24 november 2014

Ook politicologen mogen niet voortdurend schertsen


«Il faut s'appliquer avec soin dans les grandes affaires, encore plus que dans les autres, à se défendre du goût que l'on trouve à la plaisanterie.» In belangrijke zaken, meer nog dan bij andere, dien je er zorgvuldig over te waken niet toe te geven aan je neiging tot scherts, schreef in de zeventiende eeuw Jean-François Paul de Gondi, cardinal de Retz.


Deze wijsheid lijkt me nog niet doorgedrongen tot bij alle beoefenaren van de wetenschap der politicologie. Ik las een interview in de NRC, en hun correspondent Tijn Sadée probeerde daar een ernstig woord uit prof.dr. Marc Hooghe te krijgen. Hij antwoordde met de ene kwinkslag op de andere:

“Veranderen en het invoeren van strenge regels, daar houdt de Belg niet van. Een land als Nederland is rigide als het op begrotingsregels aankomt. België is rigide als het om tradities gaat. En één van onze Latijnse tradities is: laat-maar-waaien. Daar voelen Walen én Vlamingen zich goed bij.”

Belgen bestaan dus wel degelijk volgens onze wetenschapper, en ze voelen zich goed bovendien, al spreekt hij daar een honderd jaar oude zin van Jules Destrée tegen. Ook lijkt prof.dr.Hooghe de gedachte toegedaan dat "la Belgique sera Latine ou elle ne sera pas".
Een geletterde mens denkt hier aan de honderd jaar oude uitspraak van de wallingant Raymond Colleye. En laat die uitspraak onze schertsende politicoloog zelfs onbekend zijn, niets belet dat hij een eeuw later, en nu op basis van wetenschappelijk onderzoek tot eenzelfde inzicht kan zijn gekomen.
Ik neig tot deze laatste veronderstelling want zijn “rigide op gebied van tradities” is onbetwistbaar een eigen wetenschappelijke vondst.
Tijn Sadée blijft er ernstig bij:

De fout die de nieuwe regering volgens Marc Hooghe maakt, is „dat ze te dicht bij de burger komt”. „Belgen zijn anarchistisch van aard”, zegt de hoogleraar. „Ze houden de overheid graag op afstand. De Belg zegt: ‘Regering, blijf van ons imperfecte land af!’ ”
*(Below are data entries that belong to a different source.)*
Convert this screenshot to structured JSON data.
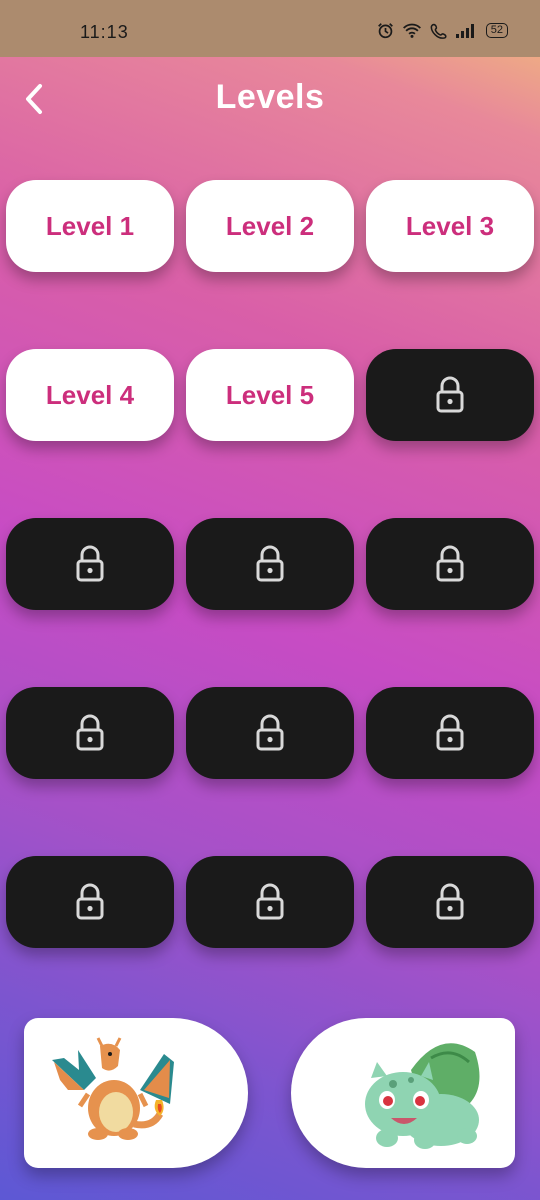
{
  "status_bar": {
    "time": "11:13",
    "battery": "52"
  },
  "header": {
    "title": "Levels",
    "back_icon": "chevron-left-icon"
  },
  "levels": [
    {
      "label": "Level 1",
      "locked": false
    },
    {
      "label": "Level 2",
      "locked": false
    },
    {
      "label": "Level 3",
      "locked": false
    },
    {
      "label": "Level 4",
      "locked": false
    },
    {
      "label": "Level 5",
      "locked": false
    },
    {
      "label": "",
      "locked": true
    },
    {
      "label": "",
      "locked": true
    },
    {
      "label": "",
      "locked": true
    },
    {
      "label": "",
      "locked": true
    },
    {
      "label": "",
      "locked": true
    },
    {
      "label": "",
      "locked": true
    },
    {
      "label": "",
      "locked": true
    },
    {
      "label": "",
      "locked": true
    },
    {
      "label": "",
      "locked": true
    },
    {
      "label": "",
      "locked": true
    }
  ],
  "characters": {
    "left": "charizard-illustration",
    "right": "bulbasaur-illustration"
  },
  "colors": {
    "level_text": "#cc2e7c",
    "locked_bg": "#1a1a1a",
    "open_bg": "#ffffff"
  }
}
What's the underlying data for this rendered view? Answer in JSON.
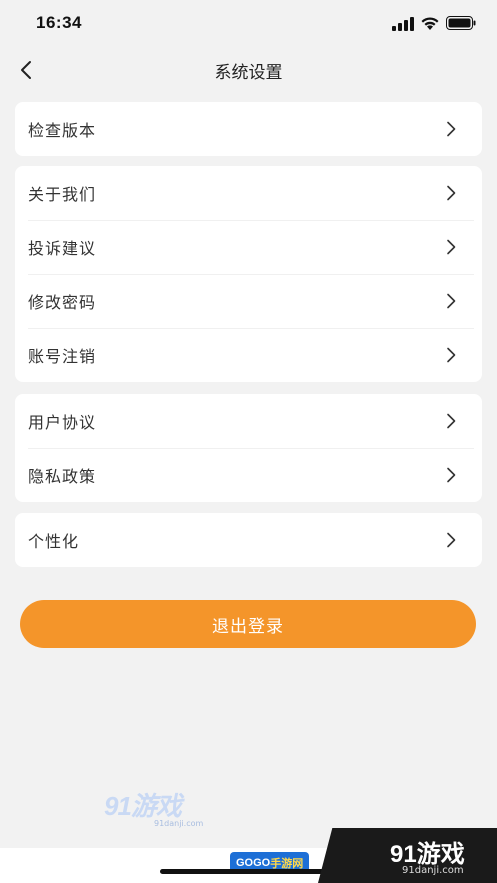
{
  "status_bar": {
    "time": "16:34"
  },
  "nav": {
    "title": "系统设置"
  },
  "sections": [
    {
      "items": [
        {
          "label": "检查版本"
        }
      ]
    },
    {
      "items": [
        {
          "label": "关于我们"
        },
        {
          "label": "投诉建议"
        },
        {
          "label": "修改密码"
        },
        {
          "label": "账号注销"
        }
      ]
    },
    {
      "items": [
        {
          "label": "用户协议"
        },
        {
          "label": "隐私政策"
        }
      ]
    },
    {
      "items": [
        {
          "label": "个性化"
        }
      ]
    }
  ],
  "logout": {
    "label": "退出登录",
    "color": "#f4952a"
  },
  "watermark": {
    "brand": "91游戏",
    "url": "91danji.com"
  },
  "corner_badge": {
    "brand": "91游戏",
    "url": "91danji.com",
    "gogo_prefix": "GOGO",
    "gogo_suffix": "手游网"
  }
}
Ik vraag mij af waar onze wetenschapsman dat protest mag opgevangen hebben, en waar hij die waarschuwing van “de Belg” heeft opgetekend.
De NRC-journalist probeert nu nog een laatste keer Marc een soort sérieux op te dringen:

“Maar kapotte wegen, stroomuitval, dreigend bankroet bij Justitie – dat zijn toch ‘dingen’ die je als politicus wil aanpakken?”
Hooghe: „In België is het belangrijk dat je eigen huis en tuin er goed uitzien, maar níét de ruimte die van iedereen is. Belgen kunnen goed leven met verwaarlozing. Daar schuilt een zekere schoonheid in.”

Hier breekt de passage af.